Hide hisses at the pain, "H-Hey, want to sit on the couch? I got you something."

He moves Kaneki himself by taking a hand and letting him follow to the couch. Kaneki complies with not even a sound. His face looks sadder than Hide last saw, but he can't be sure. His head is apparently unharmed. That is a relief.

They sit on the couch, and Hide finds the quilt tossed on the floor. Kaneki has his hands by his sides gripping the couch and his head looks down. He appears like a child who was found doing something wrong, Hide compares. But he has done nothing wrong at all. He could never be more than a victim.

Hide gets up and retrieves the plastic cup from the floor by the door. He looks at it for a while longer than necessary with a wrinkled brow, a frown of sudden aggravation and regret. He forces the expression into a small, fake smile before turning back to Kaneki, holding the cup up almost with joy, but it's hollow.

"Here, this is what I got for you. I hope it will help." He shows it to his friend, but Kaneki's head is still down and staring at the stained carpet. Hide's strained smile drops slowly, and he takes in a breath to let back out steadily.

Hide wishes Kaneki would answer.

But how selfish a request that was, and he feels his throat tighten in disgust.

He puts the cup in the high kitchen cupboard for later. Now is not the time, he realises. Maybe tomorrow.

Hide makes his way back to the living room, and doesn't know how to feel about Kaneki being asleep again. Kaneki twitches, and looks like he more passed-out than drifted off into unconsciousness willingly. As much as Hide wishes him sweet dreams and imagines Kaneki having a sleep more peaceful than his waking hours, this is not the reality, Hide only now realises.

Hide walks to the side of the couch and kneels next to that face. As he looks at Kaneki with pity he had no right to, Hide chokes on a sob he can't fully keep down.

"Please don't hurt yourself," He begs in whispers, because that is all he can muster right now. "Please don't do that again."

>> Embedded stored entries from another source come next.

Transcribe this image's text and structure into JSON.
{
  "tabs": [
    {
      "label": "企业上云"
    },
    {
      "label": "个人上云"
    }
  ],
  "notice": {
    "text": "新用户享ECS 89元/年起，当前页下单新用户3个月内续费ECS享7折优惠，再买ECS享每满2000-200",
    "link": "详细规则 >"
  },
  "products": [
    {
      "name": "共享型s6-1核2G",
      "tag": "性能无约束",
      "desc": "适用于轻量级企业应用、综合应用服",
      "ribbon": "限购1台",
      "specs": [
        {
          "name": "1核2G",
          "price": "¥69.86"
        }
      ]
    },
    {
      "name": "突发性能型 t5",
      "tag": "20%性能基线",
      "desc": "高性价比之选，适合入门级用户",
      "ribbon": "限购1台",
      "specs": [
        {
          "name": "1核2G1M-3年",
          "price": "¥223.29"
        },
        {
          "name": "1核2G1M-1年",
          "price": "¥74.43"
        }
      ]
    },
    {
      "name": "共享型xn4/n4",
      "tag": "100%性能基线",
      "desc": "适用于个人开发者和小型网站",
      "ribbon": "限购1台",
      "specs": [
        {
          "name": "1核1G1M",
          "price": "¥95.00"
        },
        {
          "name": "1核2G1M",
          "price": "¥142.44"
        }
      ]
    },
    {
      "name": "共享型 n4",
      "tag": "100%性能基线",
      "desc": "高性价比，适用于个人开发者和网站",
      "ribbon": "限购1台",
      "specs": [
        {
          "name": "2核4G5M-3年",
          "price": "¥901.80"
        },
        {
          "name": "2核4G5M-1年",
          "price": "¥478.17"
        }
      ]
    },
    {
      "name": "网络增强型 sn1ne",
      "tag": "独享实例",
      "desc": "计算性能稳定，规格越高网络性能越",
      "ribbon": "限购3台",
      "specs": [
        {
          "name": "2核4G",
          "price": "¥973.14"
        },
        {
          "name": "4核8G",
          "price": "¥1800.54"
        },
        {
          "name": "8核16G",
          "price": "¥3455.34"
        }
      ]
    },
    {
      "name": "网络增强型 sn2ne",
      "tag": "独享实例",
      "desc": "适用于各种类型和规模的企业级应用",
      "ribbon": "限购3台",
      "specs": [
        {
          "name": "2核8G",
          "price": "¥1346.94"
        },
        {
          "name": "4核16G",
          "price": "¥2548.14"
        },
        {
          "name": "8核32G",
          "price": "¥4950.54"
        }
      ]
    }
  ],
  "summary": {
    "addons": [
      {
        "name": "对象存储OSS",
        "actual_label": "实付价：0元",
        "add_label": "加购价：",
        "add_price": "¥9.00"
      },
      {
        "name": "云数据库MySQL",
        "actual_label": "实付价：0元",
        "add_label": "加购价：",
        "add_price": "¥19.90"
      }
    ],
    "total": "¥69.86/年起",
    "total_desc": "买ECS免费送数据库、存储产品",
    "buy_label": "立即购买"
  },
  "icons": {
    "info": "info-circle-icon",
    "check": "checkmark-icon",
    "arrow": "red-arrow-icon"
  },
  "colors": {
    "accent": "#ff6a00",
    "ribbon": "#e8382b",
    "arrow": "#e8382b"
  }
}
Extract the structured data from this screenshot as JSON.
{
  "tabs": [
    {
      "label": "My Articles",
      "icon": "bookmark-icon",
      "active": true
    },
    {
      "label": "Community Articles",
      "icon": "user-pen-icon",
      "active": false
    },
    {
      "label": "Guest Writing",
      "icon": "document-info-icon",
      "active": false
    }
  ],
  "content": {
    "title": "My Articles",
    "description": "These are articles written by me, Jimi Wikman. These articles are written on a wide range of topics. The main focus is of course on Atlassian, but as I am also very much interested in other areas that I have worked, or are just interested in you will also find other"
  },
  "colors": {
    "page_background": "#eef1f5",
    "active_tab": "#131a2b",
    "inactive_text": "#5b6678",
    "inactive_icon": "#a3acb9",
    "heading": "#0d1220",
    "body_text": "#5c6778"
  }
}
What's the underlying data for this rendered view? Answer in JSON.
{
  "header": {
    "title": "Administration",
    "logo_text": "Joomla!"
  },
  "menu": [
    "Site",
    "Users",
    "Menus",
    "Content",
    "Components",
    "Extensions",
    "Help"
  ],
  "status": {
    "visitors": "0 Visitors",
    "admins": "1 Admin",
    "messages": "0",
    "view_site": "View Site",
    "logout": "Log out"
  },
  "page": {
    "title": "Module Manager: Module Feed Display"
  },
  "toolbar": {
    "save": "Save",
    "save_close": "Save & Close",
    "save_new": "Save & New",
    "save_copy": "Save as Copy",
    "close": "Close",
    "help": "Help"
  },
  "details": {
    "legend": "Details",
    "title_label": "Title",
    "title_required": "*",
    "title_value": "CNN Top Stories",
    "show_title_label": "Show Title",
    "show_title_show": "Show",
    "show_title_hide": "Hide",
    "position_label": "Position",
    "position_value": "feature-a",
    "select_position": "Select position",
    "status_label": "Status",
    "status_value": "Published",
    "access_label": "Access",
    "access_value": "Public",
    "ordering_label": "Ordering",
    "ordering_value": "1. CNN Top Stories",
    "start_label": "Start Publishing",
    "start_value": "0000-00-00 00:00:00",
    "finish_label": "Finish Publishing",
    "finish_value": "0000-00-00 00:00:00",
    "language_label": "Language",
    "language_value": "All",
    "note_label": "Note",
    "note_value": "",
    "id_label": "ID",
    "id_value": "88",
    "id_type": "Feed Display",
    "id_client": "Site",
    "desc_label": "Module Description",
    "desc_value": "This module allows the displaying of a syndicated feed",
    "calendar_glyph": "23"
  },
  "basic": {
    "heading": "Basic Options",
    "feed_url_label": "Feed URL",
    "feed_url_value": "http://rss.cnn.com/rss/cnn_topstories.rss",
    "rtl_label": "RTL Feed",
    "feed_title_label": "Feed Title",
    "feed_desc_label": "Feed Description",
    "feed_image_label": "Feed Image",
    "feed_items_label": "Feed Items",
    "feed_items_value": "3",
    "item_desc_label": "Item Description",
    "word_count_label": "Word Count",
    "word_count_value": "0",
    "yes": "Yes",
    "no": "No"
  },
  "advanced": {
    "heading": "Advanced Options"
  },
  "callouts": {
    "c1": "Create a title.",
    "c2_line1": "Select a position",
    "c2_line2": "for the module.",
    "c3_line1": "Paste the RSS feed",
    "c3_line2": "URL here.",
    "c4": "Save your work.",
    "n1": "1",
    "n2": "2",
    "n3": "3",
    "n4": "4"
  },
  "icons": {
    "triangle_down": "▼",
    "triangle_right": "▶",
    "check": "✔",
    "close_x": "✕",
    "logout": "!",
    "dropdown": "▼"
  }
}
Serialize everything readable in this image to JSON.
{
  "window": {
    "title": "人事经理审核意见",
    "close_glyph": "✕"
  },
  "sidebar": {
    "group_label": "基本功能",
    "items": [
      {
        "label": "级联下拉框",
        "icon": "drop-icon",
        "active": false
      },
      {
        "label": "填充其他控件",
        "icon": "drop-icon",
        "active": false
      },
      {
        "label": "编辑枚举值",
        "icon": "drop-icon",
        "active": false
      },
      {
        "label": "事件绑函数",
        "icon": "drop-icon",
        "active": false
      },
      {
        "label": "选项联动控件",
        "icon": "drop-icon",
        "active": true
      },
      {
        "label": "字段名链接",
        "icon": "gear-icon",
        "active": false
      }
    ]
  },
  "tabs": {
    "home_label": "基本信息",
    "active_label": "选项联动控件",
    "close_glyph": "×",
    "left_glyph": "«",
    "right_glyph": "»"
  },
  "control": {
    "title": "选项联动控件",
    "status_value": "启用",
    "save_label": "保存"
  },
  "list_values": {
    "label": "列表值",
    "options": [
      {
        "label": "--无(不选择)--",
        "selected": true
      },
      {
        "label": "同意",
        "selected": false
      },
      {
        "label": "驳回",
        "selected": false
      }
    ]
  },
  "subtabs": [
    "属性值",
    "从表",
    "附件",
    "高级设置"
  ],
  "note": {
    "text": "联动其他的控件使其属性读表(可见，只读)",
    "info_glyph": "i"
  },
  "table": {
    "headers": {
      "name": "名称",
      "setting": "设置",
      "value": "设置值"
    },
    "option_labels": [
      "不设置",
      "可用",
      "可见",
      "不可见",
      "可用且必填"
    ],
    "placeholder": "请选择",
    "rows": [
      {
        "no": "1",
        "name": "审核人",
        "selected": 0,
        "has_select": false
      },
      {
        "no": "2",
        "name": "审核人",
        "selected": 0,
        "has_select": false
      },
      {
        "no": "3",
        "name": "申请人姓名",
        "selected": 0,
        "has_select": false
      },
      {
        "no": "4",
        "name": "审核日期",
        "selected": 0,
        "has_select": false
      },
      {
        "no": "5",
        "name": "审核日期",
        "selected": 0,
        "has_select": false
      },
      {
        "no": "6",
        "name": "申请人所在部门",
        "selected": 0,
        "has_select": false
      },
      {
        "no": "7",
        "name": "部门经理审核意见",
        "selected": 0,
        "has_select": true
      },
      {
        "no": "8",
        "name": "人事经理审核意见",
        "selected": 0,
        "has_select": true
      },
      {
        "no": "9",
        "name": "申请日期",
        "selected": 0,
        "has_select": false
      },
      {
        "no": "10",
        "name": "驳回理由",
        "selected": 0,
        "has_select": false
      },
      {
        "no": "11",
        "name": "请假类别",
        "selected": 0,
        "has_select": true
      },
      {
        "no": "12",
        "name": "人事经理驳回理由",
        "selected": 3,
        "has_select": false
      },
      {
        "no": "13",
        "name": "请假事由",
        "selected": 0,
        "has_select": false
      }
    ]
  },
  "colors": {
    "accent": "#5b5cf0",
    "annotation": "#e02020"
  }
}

He takes Kaneki to his bed, as he had promised to give him that morning. He would give him anything. He carries Kaneki with one arm under the back of his knees, and the other supporting his back. He struggles just a bit with that hand he is now positive is fractured, but he pays the pain little mind.

Tucking Kaneki in is nice. Like a perfectionist, he makes sure all but his head is showing, so everything will be warm. He pushes the unruly strands of hair away from Kaneki's open mouth.

"Good night, Kaneki." Hide says, slowly walking to the door backwards as he talks. Kaneki's head moves to the side, but he doesn't wake.

Hide leaves the door between them open again and gets comfortable on the couch with his grandmothers quilt.

"…Sweet dreams…" He wipers uselessly.